Windows provide us with a Graphical User Interface (GUI) where we may supposedly see the environment variables available, which may be accessed at Config App > System > About > Advanced system settings.> Environment Variables. There we may see System and User environment variables.
Currently it show may the following user variables:
- Path
- TEMP
- TMP
- PATHEXT
- OneDrive
And the system variables bellow:
- ComSpec
- DriverData
- OS
- Path
- PATHEXT
- PROCESSOR_ARCHITECTURE
- PSModulePath
- TEMP
- TMP
- USERNAME
- windir
- NUMBER_OF_PROCESSORS
- PROCESSOR_LEVEL
- PROCESSOR_IDENTIFIER
- PROCESSOR_REVISION
Considering that an instance of CMD would receive a copy of the environment block of its parent process — which I suppose is initially Windows itself — I expected it to have an exact copy of those variables, and nothing more. However, when I run SET
command a lot more environment variables and not just the ones listed above.

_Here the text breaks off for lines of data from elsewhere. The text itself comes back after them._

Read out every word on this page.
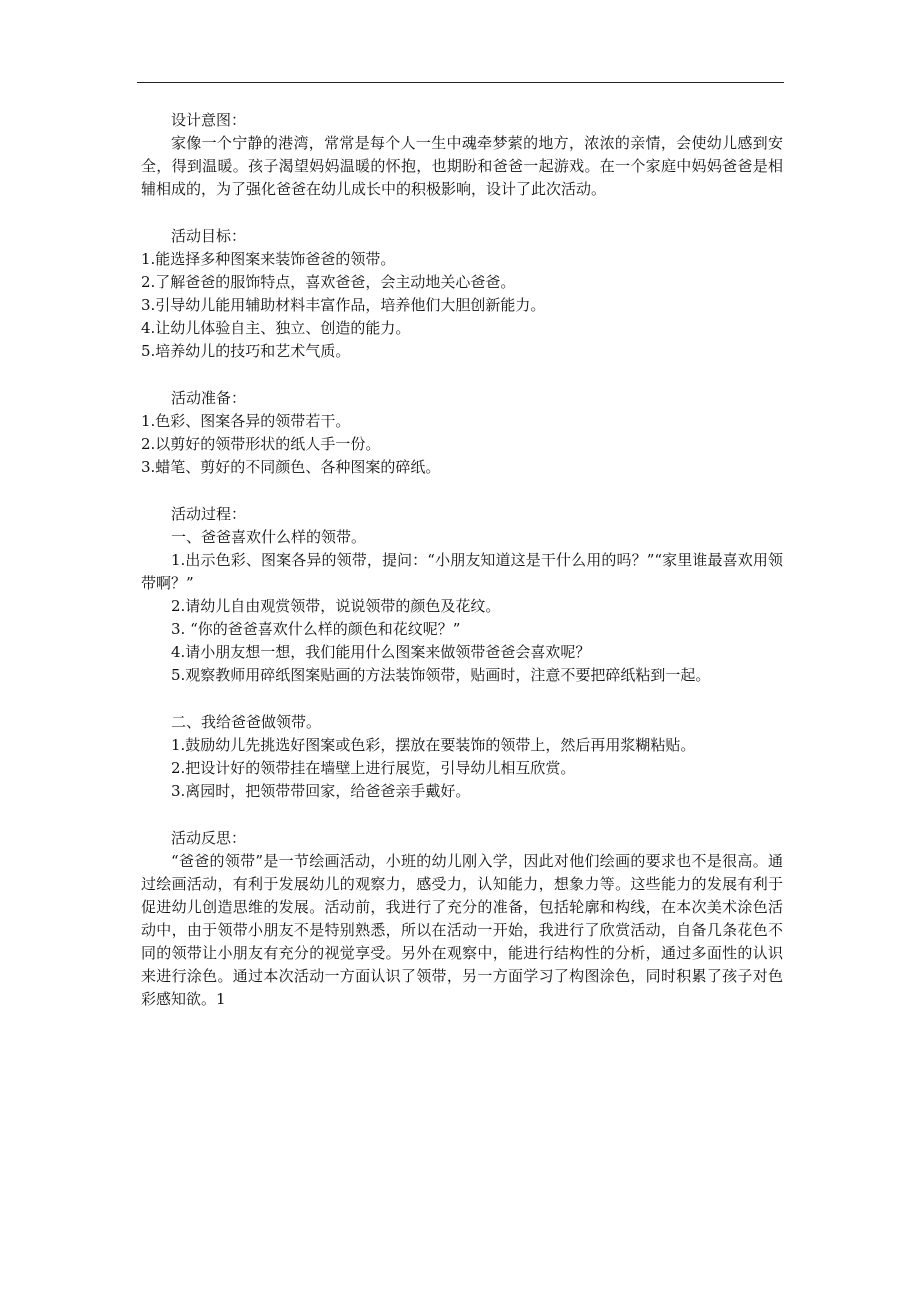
设计意图：

家像一个宁静的港湾，常常是每个人一生中魂牵梦萦的地方，浓浓的亲情，会使幼儿感到安全，得到温暖。孩子渴望妈妈温暖的怀抱，也期盼和爸爸一起游戏。在一个家庭中妈妈爸爸是相辅相成的，为了强化爸爸在幼儿成长中的积极影响，设计了此次活动。

活动目标：
1.能选择多种图案来装饰爸爸的领带。
2.了解爸爸的服饰特点，喜欢爸爸，会主动地关心爸爸。
3.引导幼儿能用辅助材料丰富作品，培养他们大胆创新能力。
4.让幼儿体验自主、独立、创造的能力。
5.培养幼儿的技巧和艺术气质。
活动准备：
1.色彩、图案各异的领带若干。
2.以剪好的领带形状的纸人手一份。
3.蜡笔、剪好的不同颜色、各种图案的碎纸。
活动过程：
一、爸爸喜欢什么样的领带。

1.出示色彩、图案各异的领带，提问：“小朋友知道这是干什么用的吗？”“家里谁最喜欢用领带啊？”

2.请幼儿自由观赏领带，说说领带的颜色及花纹。
3. “你的爸爸喜欢什么样的颜色和花纹呢？”
4.请小朋友想一想，我们能用什么图案来做领带爸爸会喜欢呢？
5.观察教师用碎纸图案贴画的方法装饰领带，贴画时，注意不要把碎纸粘到一起。
二、我给爸爸做领带。
1.鼓励幼儿先挑选好图案或色彩，摆放在要装饰的领带上，然后再用浆糊粘贴。
2.把设计好的领带挂在墙壁上进行展览，引导幼儿相互欣赏。
3.离园时，把领带带回家，给爸爸亲手戴好。
活动反思：

“爸爸的领带”是一节绘画活动，小班的幼儿刚入学，因此对他们绘画的要求也不是很高。通过绘画活动，有利于发展幼儿的观察力，感受力，认知能力，想象力等。这些能力的发展有利于促进幼儿创造思维的发展。活动前，我进行了充分的准备，包括轮廓和构线，在本次美术涂色活动中，由于领带小朋友不是特别熟悉，所以在活动一开始，我进行了欣赏活动，自备几条花色不同的领带让小朋友有充分的视觉享受。另外在观察中，能进行结构性的分析，通过多面性的认识来进行涂色。通过本次活动一方面认识了领带，另一方面学习了构图涂色，同时积累了孩子对色彩感知欲。1
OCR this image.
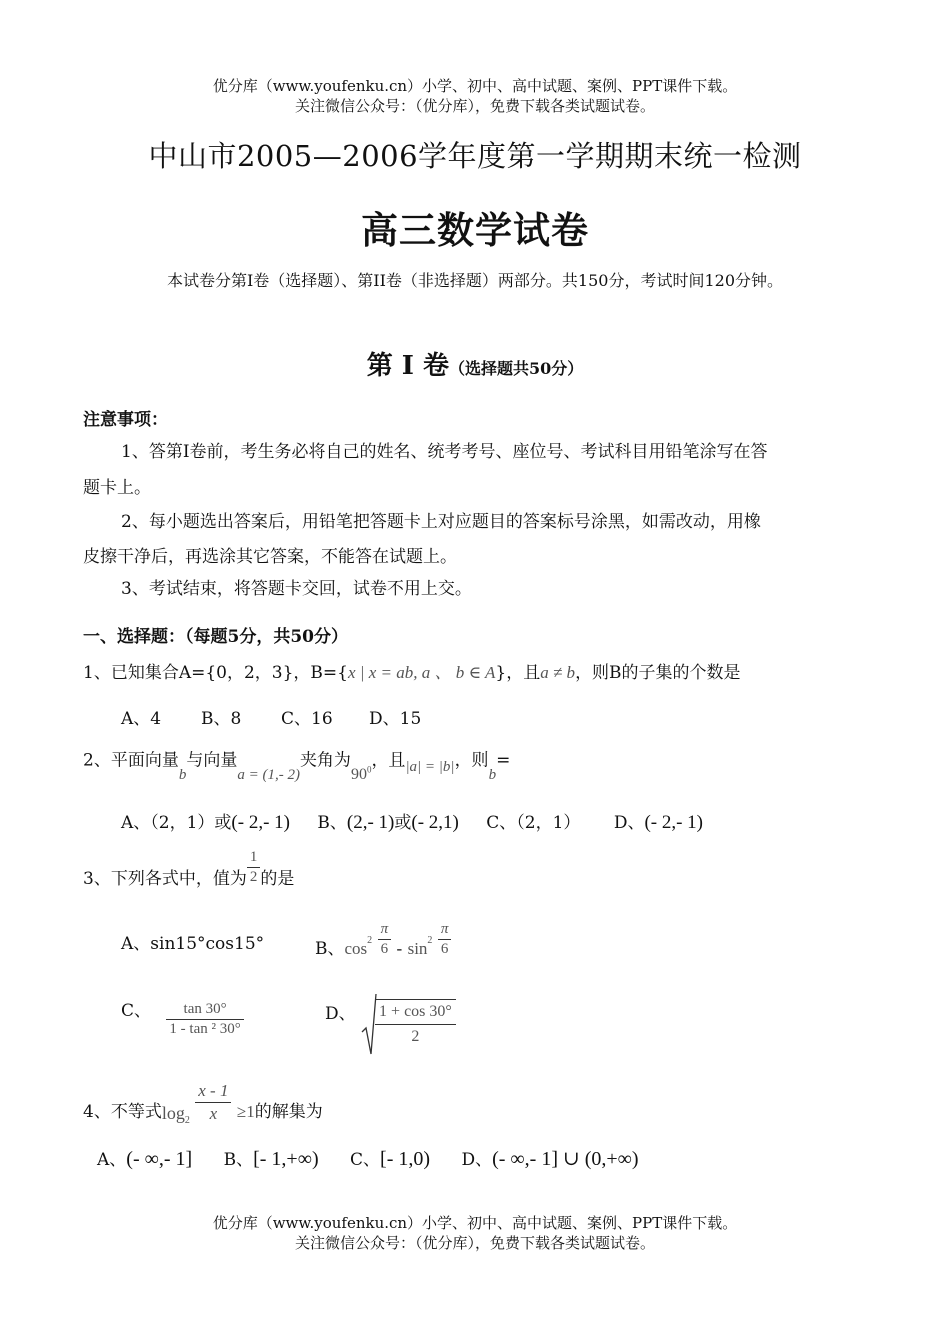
优分库（www.youfenku.cn）小学、初中、高中试题、案例、PPT课件下载。
关注微信公众号：（优分库），免费下载各类试题试卷。
中山市2005—2006学年度第一学期期末统一检测
高三数学试卷
本试卷分第I卷（选择题）、第II卷（非选择题）两部分。共150分，考试时间120分钟。
第 I 卷（选择题共50分）
注意事项：
1、答第I卷前，考生务必将自己的姓名、统考考号、座位号、考试科目用铅笔涂写在答
题卡上。
2、每小题选出答案后，用铅笔把答题卡上对应题目的答案标号涂黑，如需改动，用橡
皮擦干净后，再选涂其它答案，不能答在试题上。
3、考试结束，将答题卡交回，试卷不用上交。
一、选择题：（每题5分，共50分）
1、已知集合A={0，2，3}，B={x | x = ab, a 、 b ∈ A}，且a ≠ b，则B的子集的个数是
A、4 B、8 C、16 D、15
2、平面向量b与向量a = (1,- 2)夹角为$90^0$，且|a| = |b|，则b=
A、（2，1）或(- 2,- 1) B、(2,- 1)或(- 2,1) C、（2，1） D、(- 2,- 1)
3、下列各式中，值为 $\frac{1}{2}$ 的是
A、sin15°cos15°	B、$\cos^2 \frac{\pi}{6} - \sin^2 \frac{\pi}{6}$
C、 $\frac{\tan 30^\circ}{\text{1 - tan ² 30°}}$	D、 $\frac{1 + \cos 30^\circ}{2}$
4、不等式$\log_2 \frac{x - 1}{x} \ge 1$的解集为
A、(- ∞,- 1] B、[- 1,+∞) C、[- 1,0) D、(- ∞,- 1] ∪ (0,+∞)
优分库（www.youfenku.cn）小学、初中、高中试题、案例、PPT课件下载。
关注微信公众号：（优分库），免费下载各类试题试卷。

The "extra" variables displayed:
- ALLUSERSPROFILE
- APPDATA
- CommonProgramFiles
- CommonProgramFiles(x86)
- CommonProgramW6432
- COMPUTERNAME
- FPS_BROWSER_APP_PROFILE_STRING
- FPS_BROWSER_USER_PROFILE_STRING
- HOMEDRIVE
- HOMEPATH
- LOCALAPPDATA
- LOGONSERVER
- ProgramData
- ProgramFiles
- ProgramFiles(x86)
- ProgramW6432
- PROMPT
- PUBLIC
- SESSIONNAME
- SystemDrive
- SystemRoot
- USERDOMAIN
- USERDOMAIN_ROAMINGPROFILE
- USERPROFILE
Why SET
command shows more variables than GUI does? Where comes the other environment variables listed by SET?